One of the puzzling landscape features we inherited with this house is a big round garden-ish spot in the middle of the drive. It is divided in half, with black lava rocks on a mounded area and granite rocks on a flatter half. I suspect there used to be more plants as the ones there now are a bit spotty.
The lava rock section has a big pear tree with a forsythia growing right underneath, miscanthus perennial grass and some heather spilling over big rocks to blend into the granite section. We need to do something with this because the weed barrier is shot.
No matter what we do, I want to keep the heather. I like how it grows over the big rocks and cascades down the small slope. The plants green up nicely in spring and cloak the rocks with deep evergreen sprays. Some years it needs a bit of trimming.
Here it is in full bloom from last April.
Ours must be Erica, the winter/spring blooming varieties, as it starts flowering around Christmas – at least it has the years we had little snow and could see the plants – and keeps blooming into summer. Erica is amazingly tough when you realize we live in Michigan where zero degree (or lower) nights are common.

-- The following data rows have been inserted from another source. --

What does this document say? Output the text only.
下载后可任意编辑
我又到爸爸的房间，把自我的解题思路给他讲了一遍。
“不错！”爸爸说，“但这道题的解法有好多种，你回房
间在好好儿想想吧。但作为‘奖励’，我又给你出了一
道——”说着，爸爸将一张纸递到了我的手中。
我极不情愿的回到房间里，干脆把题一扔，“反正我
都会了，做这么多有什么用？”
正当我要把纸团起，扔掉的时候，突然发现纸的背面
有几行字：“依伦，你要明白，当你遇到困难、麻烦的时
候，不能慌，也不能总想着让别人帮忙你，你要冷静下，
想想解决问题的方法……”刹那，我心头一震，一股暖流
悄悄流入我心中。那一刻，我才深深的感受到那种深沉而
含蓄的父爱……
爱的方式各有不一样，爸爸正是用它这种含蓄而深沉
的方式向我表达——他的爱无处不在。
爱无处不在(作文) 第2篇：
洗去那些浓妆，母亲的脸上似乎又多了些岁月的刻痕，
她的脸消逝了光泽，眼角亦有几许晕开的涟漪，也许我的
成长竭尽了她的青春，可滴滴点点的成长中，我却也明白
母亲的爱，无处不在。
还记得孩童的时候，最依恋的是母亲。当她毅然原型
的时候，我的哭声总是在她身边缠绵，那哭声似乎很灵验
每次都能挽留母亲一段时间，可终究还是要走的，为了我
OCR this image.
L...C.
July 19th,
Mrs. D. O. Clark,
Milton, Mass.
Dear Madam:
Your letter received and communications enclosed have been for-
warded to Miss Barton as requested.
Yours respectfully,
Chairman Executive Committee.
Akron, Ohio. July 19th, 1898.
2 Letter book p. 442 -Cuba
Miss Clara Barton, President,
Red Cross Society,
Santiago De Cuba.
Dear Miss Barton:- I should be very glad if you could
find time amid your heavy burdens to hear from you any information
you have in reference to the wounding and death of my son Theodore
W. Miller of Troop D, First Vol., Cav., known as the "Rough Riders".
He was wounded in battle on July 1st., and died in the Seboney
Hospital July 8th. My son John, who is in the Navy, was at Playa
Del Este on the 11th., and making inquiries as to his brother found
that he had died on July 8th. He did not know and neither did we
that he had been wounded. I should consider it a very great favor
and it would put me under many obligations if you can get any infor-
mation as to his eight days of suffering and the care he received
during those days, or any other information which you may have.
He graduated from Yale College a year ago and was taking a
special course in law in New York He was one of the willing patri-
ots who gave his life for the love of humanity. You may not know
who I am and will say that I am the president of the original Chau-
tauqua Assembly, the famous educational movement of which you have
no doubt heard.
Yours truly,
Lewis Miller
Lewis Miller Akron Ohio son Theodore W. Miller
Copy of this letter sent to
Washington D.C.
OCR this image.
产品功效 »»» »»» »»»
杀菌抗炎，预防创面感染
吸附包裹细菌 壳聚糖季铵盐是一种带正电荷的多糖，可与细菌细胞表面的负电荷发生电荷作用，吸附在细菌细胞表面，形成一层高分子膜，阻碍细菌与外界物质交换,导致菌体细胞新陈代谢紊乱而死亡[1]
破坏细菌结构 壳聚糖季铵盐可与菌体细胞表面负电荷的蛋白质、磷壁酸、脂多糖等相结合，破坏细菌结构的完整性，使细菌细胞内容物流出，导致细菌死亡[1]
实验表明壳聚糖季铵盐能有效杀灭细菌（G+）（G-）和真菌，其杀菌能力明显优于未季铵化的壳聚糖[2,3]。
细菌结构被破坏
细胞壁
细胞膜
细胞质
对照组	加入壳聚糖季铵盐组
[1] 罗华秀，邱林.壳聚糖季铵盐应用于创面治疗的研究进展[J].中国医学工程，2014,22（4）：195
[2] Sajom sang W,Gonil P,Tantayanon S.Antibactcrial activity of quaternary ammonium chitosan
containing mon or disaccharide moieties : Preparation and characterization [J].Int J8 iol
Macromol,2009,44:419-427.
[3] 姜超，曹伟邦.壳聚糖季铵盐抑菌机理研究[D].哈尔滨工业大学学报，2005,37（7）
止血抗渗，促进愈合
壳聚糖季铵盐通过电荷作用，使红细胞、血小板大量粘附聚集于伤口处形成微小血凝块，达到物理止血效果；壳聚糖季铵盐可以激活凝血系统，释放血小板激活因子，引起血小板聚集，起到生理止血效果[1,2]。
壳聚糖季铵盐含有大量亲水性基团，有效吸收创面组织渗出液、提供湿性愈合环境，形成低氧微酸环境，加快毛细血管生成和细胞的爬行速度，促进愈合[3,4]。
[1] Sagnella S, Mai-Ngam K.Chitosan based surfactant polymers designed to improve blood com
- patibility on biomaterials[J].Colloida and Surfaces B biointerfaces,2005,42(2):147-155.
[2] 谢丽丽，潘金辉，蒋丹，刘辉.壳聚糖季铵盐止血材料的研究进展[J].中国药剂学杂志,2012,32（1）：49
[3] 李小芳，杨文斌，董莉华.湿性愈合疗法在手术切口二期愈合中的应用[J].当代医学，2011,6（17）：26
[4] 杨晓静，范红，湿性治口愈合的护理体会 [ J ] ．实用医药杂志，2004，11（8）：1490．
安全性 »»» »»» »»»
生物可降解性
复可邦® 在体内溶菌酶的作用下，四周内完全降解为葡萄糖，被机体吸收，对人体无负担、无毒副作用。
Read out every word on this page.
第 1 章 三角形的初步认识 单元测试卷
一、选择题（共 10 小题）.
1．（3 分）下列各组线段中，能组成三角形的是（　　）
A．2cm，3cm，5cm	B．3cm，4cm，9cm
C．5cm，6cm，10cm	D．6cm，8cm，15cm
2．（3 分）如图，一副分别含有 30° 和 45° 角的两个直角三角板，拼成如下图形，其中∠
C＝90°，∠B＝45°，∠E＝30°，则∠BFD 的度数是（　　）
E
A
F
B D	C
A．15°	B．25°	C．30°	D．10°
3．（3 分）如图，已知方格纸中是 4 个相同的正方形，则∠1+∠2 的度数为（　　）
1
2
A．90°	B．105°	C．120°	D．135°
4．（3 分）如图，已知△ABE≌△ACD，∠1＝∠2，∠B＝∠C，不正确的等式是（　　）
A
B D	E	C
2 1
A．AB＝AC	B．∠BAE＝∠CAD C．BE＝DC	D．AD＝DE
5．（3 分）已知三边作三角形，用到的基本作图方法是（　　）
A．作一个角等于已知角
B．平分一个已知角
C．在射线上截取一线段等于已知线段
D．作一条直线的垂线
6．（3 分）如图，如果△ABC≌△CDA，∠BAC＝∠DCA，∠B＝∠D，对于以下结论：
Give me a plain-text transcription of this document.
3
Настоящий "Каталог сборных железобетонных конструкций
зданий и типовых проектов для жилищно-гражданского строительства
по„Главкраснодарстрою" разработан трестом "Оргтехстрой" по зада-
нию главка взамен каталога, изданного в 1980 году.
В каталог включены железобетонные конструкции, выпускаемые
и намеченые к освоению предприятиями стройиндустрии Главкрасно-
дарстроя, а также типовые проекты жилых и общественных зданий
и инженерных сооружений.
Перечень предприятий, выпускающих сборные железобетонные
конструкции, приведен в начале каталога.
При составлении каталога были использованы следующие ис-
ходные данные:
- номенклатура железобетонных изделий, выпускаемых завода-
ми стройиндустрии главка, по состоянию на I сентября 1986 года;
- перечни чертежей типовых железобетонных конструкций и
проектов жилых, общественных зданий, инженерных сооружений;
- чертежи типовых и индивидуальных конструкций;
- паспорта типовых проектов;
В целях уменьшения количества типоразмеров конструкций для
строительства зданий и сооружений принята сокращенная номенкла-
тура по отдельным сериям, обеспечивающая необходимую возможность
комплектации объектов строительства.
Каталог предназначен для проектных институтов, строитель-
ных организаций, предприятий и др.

It snowed last night (today is April 3) and the flowers are still there, the plant is perfectly happy!
I’m not a bit worried about my heather surviving even late snow. Quite a bit died off a couple years ago after a winter with weeks worth of sub-zero days and colder nights – remember the polar vortex? – but enough survived to grow back and once more take over.
We think of Scotland when we think of heather, a plant happy in the windswept cold north of Great Britain. It is a great addition here too!